そして、その様子を眺めて微笑ましく思う影がさらに二人。


「ふふっ、エリーナったら、焼き餅を焼いているわよ」

「本当にルークのことが好きなんだな、あの娘は」


マリーヌ・グランエイムと、ゼハイル・グランエイム。

ルークとエリーナの両親が、エリーナから少し離れた場所から、その様子を観察していた。


「それにしても、孤児院が魔族を奴隷にするなんてなあ……高かったんだろう?」

「貴族の中には魔族を奴隷にする人が増えてるみたいだけど、滅多に捕まえられないから値が張るのよね。
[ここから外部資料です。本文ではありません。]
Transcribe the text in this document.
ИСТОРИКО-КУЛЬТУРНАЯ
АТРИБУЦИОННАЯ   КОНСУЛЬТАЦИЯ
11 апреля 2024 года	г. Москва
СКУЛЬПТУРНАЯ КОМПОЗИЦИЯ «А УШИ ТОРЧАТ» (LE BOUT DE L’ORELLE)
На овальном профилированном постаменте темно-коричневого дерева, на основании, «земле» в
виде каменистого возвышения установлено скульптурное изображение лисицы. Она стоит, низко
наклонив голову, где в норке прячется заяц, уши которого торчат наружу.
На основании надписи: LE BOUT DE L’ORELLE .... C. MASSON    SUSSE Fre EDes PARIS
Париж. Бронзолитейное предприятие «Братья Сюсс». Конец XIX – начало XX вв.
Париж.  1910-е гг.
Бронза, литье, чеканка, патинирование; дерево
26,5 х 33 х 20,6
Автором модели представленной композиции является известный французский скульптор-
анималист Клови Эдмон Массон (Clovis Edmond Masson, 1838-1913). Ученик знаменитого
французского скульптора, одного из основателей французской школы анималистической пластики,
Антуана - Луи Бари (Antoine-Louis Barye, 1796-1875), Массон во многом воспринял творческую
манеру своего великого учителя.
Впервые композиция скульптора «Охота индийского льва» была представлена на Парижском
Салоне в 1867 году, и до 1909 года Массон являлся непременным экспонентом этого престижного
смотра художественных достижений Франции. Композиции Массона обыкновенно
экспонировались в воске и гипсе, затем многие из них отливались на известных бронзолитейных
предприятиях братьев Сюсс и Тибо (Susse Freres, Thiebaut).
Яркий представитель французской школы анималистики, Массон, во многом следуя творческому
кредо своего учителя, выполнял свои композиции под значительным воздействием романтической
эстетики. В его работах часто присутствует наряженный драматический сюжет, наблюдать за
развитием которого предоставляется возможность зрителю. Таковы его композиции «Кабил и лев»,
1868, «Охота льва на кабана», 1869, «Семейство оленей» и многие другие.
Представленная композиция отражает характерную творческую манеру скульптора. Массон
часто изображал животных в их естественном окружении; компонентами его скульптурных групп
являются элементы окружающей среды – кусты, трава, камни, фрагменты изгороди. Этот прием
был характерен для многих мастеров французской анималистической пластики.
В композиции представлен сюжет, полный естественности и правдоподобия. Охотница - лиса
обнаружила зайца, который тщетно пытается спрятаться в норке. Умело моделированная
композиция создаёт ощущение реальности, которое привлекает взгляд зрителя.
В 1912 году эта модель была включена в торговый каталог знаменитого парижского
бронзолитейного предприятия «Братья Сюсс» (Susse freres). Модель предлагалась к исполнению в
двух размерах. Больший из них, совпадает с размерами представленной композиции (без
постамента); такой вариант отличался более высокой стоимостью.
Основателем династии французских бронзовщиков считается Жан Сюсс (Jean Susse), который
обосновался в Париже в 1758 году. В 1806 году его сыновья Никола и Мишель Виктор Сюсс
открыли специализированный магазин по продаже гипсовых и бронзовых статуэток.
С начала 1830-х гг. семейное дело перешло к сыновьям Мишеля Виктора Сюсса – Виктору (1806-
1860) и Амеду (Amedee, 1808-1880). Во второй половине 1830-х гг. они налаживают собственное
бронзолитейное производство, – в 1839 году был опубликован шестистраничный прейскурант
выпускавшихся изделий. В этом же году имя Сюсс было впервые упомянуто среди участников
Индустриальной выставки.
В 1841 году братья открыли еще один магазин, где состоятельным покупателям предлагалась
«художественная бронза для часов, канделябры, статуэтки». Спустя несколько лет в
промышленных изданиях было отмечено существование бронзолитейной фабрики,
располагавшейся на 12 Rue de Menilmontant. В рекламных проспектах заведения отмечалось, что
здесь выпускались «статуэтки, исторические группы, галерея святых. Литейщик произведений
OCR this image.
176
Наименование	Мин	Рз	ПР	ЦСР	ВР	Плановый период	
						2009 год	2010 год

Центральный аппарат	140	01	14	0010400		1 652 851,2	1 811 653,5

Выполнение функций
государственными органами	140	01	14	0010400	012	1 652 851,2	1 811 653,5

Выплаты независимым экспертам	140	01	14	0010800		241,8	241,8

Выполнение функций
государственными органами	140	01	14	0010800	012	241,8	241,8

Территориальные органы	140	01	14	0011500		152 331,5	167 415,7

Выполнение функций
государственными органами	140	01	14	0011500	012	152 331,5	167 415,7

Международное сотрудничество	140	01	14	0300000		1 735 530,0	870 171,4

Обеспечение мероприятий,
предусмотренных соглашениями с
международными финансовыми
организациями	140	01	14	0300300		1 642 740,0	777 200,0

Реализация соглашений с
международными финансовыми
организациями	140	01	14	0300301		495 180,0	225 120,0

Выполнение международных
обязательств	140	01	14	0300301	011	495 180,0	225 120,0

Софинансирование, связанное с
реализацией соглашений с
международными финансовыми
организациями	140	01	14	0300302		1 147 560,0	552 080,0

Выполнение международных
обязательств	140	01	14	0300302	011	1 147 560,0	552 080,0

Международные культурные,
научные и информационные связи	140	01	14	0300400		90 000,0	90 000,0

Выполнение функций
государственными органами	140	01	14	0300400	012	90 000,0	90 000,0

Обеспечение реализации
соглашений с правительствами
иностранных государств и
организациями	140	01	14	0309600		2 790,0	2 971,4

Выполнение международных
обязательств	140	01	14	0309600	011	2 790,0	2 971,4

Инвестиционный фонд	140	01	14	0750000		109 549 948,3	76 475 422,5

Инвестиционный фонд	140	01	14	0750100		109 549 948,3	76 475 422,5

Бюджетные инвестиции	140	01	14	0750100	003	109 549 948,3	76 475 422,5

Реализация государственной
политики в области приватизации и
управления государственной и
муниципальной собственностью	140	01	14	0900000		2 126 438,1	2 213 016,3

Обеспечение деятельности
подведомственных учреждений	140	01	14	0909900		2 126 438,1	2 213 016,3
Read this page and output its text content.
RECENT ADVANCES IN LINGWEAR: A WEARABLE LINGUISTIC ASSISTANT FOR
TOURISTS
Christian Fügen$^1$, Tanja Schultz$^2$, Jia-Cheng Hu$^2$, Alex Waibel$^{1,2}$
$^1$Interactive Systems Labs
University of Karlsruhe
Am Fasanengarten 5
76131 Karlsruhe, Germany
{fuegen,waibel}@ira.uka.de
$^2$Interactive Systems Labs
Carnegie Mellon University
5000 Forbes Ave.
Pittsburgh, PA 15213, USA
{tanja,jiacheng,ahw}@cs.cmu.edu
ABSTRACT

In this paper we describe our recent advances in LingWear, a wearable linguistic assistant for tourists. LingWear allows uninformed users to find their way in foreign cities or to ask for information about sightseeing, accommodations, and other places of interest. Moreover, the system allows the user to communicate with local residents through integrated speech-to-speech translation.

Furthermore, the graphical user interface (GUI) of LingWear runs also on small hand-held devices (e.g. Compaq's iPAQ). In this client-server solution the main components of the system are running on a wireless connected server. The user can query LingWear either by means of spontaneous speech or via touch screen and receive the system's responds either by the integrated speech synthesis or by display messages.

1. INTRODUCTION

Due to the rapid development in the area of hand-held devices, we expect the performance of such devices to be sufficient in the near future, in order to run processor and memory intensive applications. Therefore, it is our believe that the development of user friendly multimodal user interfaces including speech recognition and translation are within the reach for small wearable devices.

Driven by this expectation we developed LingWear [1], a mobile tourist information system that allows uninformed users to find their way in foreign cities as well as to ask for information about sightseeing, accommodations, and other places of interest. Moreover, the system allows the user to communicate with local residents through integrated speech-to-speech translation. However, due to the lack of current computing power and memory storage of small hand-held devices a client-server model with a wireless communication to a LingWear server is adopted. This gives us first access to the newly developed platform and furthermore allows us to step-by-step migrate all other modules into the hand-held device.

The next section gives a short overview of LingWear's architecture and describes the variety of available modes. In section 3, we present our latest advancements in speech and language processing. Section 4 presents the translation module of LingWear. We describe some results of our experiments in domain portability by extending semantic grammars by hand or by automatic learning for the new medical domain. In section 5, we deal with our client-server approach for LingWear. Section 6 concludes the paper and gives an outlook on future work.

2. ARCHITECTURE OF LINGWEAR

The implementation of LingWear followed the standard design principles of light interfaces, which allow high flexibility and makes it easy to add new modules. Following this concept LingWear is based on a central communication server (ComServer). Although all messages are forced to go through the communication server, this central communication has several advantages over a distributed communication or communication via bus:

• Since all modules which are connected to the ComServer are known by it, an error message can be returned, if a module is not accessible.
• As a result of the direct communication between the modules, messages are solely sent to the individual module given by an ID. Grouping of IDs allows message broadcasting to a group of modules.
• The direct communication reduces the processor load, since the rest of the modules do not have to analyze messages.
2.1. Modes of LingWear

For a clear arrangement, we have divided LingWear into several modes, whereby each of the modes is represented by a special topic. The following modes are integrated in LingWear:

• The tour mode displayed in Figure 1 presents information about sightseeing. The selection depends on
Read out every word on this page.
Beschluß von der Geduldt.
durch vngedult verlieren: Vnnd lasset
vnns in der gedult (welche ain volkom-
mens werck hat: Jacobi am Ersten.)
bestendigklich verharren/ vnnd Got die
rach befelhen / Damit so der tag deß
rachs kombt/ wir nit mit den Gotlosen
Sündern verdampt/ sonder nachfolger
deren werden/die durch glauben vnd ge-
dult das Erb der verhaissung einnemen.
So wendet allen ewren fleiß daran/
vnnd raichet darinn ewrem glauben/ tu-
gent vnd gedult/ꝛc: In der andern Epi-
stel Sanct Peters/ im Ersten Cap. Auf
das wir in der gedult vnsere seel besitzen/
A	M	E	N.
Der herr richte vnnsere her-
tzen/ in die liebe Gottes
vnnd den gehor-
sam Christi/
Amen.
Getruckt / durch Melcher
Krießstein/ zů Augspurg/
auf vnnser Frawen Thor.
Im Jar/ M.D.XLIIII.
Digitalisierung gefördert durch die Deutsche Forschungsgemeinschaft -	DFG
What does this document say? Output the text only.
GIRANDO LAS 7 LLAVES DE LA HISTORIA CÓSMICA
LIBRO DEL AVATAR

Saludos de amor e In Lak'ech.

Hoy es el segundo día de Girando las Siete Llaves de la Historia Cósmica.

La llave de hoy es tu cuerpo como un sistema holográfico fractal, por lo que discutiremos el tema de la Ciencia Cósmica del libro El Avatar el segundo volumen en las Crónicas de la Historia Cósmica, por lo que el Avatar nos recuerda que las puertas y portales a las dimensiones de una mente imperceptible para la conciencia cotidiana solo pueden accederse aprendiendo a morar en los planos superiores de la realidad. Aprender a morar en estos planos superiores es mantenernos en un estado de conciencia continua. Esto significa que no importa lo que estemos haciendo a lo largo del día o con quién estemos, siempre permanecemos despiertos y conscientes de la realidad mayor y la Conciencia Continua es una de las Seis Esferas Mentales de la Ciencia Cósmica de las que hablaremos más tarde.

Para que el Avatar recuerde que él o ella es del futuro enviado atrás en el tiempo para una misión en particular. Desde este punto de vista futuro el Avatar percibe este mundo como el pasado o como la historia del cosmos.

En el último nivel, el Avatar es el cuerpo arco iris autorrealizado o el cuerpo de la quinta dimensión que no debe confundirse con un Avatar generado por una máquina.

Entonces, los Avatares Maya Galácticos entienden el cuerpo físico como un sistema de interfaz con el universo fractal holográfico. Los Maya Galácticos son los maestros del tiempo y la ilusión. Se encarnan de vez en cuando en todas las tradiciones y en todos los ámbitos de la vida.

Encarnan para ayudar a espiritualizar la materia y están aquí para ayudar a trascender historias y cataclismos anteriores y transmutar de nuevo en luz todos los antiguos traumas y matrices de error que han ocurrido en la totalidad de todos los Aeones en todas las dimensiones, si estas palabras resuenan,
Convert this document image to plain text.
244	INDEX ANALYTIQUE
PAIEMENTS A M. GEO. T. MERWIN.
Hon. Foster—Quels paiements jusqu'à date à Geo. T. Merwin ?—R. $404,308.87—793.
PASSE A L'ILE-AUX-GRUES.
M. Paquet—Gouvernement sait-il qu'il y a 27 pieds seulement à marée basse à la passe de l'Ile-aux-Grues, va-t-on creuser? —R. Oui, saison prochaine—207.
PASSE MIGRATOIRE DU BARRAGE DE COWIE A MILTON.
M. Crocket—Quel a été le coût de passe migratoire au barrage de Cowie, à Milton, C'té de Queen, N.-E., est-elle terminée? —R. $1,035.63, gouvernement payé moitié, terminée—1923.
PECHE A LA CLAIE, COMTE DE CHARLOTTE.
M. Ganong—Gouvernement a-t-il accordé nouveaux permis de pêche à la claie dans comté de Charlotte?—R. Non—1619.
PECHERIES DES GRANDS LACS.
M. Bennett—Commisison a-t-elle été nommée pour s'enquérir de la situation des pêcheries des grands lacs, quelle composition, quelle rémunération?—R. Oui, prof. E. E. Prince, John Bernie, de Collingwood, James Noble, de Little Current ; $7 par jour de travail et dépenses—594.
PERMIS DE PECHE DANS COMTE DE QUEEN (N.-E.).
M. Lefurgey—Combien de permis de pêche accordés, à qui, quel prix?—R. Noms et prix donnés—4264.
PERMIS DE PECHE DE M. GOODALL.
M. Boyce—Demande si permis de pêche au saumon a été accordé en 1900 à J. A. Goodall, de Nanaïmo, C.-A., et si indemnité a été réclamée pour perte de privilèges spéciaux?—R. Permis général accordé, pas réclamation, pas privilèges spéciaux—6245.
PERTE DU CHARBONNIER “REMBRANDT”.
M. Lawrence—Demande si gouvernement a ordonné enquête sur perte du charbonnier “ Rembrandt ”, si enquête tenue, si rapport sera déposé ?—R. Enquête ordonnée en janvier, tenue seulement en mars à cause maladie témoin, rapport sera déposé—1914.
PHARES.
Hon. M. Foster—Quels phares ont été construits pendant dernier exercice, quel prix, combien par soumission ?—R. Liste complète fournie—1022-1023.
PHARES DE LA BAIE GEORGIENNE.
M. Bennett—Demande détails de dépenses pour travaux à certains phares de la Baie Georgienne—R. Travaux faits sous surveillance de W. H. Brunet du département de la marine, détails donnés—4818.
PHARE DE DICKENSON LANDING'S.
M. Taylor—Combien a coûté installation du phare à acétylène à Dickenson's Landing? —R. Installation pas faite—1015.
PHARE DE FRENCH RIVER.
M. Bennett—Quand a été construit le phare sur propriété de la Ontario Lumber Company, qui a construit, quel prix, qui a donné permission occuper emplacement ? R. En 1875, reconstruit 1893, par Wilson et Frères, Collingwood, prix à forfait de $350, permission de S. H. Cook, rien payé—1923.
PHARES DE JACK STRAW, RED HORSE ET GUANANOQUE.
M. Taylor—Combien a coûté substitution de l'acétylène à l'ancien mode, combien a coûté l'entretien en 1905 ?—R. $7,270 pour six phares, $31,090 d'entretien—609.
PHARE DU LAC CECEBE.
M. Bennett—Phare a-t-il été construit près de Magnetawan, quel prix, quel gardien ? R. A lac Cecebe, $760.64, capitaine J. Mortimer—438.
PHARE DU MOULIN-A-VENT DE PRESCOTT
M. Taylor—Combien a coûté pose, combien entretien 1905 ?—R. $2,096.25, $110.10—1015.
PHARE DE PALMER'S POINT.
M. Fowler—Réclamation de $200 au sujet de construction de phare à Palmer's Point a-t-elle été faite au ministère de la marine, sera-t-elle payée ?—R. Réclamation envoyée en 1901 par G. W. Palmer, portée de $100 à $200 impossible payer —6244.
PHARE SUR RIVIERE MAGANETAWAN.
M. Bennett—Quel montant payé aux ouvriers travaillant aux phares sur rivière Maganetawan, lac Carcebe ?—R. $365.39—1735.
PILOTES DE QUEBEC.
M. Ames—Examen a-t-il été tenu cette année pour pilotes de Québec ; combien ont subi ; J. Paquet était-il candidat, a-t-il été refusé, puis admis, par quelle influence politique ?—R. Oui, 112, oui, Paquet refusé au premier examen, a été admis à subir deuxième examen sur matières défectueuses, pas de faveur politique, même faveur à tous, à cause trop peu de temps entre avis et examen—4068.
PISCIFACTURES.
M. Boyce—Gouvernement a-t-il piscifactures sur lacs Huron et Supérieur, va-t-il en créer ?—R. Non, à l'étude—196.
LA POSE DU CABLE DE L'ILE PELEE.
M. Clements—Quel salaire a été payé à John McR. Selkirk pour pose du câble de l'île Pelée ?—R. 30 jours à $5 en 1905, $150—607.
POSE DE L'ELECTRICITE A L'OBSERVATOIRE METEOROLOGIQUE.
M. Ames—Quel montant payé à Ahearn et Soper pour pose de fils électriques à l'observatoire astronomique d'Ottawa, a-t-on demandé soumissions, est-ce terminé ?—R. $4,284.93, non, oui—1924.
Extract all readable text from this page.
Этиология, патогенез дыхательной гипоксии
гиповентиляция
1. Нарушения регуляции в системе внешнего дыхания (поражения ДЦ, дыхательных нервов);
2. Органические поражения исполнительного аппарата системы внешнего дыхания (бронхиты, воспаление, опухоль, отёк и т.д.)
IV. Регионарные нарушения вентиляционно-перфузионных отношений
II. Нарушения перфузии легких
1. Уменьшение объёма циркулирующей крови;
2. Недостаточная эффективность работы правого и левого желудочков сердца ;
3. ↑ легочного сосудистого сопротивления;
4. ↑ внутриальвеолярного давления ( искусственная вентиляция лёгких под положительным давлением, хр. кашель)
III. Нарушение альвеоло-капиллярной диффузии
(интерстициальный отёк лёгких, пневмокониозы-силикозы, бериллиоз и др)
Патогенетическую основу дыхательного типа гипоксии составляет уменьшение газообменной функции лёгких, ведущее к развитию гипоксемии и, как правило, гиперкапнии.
でも、孤児院の場合は奴隷の首輪を買うだけだったから、そこまでお金は掛からなかったんですって」


そんな話をしながら、マリーヌとゼハイルは、ルーク達の観察を続ける。

エリーナがルークに過度な愛情を注いでいるように、この二人もまた、娘と息子に多大な愛情を持っているのだった。






ブラコンと親バカが合わさって最強に見える。


この三人、正直に言うとあまり出番が無いです……。